「生涯現役」を実現する手段として「シニアバイト」に注目が集まっている。とはいえ、どのように仕事を見つければよいか戸惑う人もいるだろう。
特別な技能や職歴がなければ、手っ取り早いのは全国約1300か所ある地域の「シルバー人材センター」に登録することだ。ここで紹介される仕事は「臨時的かつ短期的又はその他の軽易な就業」とされ、草むしりや庭木の剪定、室内清掃などが多く、気軽に小遣い程度に稼ぎたいという人に向いている。
登録の際に警備員など希望する職種を申告しておけば、各家庭や民間企業、自治体の求人をセンターがマッチングしてくれる。「警備員の求人などは都市部に多く、地方では少ないなど職種によって地域によるばらつきがある」(全国シルバー人材センター事業協会)ので、必ずしも希望職種がすぐ見つかるわけではない。
もう1つは「ハローワーク」を有効活用すること。現役世代だけでなく、定年後の高齢者でも利用できる。
その際にはちょっとしたコツがある。ハローワークの事務所に出向く前に、インターネットで下調べしておくのだ。「ハローワークインターネットサービス」はフリーワードで検索でき、「65歳以上」、「年金受給者」などで検索すれば、効率的に仕事を探せる。

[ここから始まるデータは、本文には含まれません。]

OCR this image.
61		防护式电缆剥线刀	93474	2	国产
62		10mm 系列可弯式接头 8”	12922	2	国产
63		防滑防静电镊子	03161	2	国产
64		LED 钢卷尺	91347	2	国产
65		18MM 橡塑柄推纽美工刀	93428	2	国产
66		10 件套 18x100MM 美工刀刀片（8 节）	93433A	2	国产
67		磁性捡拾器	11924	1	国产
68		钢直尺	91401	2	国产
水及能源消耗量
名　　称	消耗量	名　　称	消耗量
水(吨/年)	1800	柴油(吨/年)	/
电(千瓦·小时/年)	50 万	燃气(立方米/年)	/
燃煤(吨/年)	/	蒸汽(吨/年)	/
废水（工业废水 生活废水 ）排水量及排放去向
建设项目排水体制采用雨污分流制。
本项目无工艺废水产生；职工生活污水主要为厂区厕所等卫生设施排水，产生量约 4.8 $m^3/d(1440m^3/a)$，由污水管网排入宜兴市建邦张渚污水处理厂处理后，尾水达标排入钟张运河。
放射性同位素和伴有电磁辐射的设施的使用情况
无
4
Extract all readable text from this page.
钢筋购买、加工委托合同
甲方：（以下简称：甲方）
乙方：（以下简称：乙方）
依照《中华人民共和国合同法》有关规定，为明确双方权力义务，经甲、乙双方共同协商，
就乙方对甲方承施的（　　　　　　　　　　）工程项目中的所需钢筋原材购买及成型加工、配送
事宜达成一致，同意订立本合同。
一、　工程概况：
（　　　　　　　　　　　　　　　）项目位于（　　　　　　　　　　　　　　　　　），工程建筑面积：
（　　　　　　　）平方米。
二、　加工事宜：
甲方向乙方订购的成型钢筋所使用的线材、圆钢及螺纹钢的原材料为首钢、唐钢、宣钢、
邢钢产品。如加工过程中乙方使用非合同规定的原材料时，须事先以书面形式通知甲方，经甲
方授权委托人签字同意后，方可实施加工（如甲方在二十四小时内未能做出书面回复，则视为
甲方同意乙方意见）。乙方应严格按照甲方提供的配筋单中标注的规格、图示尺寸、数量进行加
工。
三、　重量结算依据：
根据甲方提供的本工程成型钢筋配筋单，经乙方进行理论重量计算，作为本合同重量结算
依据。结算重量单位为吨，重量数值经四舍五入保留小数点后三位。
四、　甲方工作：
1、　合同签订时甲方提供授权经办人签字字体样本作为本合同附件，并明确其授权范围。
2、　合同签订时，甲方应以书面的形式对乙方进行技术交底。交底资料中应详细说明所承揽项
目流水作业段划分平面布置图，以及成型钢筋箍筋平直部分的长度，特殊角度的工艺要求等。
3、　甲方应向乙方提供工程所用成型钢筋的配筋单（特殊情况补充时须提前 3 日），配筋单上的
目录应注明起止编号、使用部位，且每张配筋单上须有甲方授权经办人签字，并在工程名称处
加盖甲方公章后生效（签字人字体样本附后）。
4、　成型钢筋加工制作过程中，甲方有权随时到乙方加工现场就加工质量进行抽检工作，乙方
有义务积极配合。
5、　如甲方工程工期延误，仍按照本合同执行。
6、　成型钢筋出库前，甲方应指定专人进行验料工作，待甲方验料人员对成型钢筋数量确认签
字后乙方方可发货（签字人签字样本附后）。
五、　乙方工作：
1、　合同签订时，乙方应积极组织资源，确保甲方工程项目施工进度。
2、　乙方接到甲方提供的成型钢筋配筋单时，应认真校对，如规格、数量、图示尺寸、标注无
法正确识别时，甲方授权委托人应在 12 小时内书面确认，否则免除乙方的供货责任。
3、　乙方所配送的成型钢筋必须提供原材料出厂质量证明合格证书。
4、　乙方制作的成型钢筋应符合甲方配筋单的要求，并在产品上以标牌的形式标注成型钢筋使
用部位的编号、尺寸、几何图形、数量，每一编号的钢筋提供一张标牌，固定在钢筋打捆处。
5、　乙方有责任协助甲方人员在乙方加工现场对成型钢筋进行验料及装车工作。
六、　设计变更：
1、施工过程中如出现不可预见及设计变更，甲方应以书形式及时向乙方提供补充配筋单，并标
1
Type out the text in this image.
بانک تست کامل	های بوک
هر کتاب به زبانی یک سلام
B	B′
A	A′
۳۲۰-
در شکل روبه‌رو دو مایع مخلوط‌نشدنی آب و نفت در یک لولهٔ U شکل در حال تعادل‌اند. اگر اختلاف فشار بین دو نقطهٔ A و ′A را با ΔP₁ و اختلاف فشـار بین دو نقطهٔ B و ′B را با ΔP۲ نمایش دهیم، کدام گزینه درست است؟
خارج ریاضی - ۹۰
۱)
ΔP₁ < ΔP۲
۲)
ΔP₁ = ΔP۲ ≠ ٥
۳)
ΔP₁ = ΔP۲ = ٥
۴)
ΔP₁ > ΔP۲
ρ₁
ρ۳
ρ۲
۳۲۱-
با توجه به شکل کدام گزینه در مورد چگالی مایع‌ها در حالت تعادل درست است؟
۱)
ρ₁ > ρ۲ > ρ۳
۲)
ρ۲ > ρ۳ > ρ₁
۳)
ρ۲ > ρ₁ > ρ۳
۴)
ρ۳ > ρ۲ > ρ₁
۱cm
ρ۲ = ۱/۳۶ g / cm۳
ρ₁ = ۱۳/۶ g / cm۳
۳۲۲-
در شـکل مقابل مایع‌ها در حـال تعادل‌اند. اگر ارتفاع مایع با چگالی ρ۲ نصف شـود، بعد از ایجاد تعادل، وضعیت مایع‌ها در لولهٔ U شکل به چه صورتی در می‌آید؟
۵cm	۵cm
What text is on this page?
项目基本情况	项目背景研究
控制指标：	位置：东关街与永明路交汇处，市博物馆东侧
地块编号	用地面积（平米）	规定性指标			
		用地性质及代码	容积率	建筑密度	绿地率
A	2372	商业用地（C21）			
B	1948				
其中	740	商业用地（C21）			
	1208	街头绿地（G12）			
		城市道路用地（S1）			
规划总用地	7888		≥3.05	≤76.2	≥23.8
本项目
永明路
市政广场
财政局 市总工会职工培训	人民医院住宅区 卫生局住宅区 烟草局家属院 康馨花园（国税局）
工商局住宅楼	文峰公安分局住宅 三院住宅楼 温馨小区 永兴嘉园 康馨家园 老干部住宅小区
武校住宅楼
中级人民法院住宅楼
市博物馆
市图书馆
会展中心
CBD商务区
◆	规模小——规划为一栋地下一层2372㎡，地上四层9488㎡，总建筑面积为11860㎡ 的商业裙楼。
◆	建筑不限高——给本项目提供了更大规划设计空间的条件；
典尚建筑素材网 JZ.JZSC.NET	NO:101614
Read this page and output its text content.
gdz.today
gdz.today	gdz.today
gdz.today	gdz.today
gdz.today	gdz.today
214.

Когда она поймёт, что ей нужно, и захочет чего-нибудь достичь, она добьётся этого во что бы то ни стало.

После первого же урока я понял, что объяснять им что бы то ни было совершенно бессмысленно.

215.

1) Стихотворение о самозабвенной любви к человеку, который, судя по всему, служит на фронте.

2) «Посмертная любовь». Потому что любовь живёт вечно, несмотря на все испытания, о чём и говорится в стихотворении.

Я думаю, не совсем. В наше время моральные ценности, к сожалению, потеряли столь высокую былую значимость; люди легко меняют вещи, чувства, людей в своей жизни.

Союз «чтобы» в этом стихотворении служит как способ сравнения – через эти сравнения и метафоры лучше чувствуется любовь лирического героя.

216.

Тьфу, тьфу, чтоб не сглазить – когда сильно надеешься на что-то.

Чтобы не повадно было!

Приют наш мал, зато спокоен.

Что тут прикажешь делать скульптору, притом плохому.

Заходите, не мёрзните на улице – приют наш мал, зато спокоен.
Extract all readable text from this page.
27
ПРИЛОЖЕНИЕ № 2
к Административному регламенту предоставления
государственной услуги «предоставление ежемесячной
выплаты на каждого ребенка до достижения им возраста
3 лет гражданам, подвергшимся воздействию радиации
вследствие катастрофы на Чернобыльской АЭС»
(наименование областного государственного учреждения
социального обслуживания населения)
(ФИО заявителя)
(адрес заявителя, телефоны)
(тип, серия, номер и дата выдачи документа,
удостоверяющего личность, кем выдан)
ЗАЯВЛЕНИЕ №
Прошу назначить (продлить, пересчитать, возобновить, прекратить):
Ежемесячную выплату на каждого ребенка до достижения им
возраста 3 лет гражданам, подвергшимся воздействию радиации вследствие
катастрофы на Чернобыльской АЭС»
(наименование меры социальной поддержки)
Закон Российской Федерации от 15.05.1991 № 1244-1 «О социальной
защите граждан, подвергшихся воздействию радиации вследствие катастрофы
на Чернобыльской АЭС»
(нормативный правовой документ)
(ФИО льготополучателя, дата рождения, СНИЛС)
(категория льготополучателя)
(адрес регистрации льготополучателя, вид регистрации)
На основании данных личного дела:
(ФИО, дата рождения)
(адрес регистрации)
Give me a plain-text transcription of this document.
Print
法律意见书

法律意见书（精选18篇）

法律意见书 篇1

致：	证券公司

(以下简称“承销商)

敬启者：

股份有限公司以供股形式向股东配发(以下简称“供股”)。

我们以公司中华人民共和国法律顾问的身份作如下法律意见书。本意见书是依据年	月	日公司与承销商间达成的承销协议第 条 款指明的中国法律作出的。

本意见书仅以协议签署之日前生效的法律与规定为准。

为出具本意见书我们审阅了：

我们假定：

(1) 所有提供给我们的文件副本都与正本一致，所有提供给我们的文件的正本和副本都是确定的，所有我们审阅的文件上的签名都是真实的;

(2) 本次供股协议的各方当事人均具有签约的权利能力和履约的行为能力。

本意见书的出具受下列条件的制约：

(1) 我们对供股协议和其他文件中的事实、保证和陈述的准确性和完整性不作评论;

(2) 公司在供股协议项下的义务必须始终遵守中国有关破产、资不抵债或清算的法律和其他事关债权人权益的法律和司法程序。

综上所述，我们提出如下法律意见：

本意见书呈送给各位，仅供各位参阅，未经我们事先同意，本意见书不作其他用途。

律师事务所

希望する曜日や時間帯で、シニアの利点を活かしたい。例えばシニア求人の多い警備員の場合、土日や17~9時の夜間を選択すれば採用される確率が高くなる。
それ以外にも、リクルートの求人サイト「タウンワーク」などネットの求人サイトも最近はシニア向けの求人情報が増えている。地域(最寄駅)、職種、給与、雇用形態でやりたい仕事を絞りやすい。
意外に活用できるのが「妻」だという。シニアライフアドバイザーの松本すみ子氏はこう語る。
「定年後の生活の場となる地域に密着しているのは、ご主人よりも奥さんです。奥さんの知り合いなどを れば、“商店街の○○でアルバイトを募集していたわよ”などと耳よりの情報が出てくる。他にも頼りになるのは先に定年退職した勤め先の元上司。第二の人生の先輩ですから、具体的な仕事先やアルバイトの指南役になってくれるはずです」
定年はまだ先という人も“備えあれば憂いなし”。「東京しごと財団」(飯田橋)では、55歳以上の人を対象にした「高年齢者のための就職支援講習」を開講している。
受講が仕事に結び付くわけではないが、ビル管理、マンション清掃、警備員などの仕事内容を学べるので、自分の適性を予め知っておくことができる。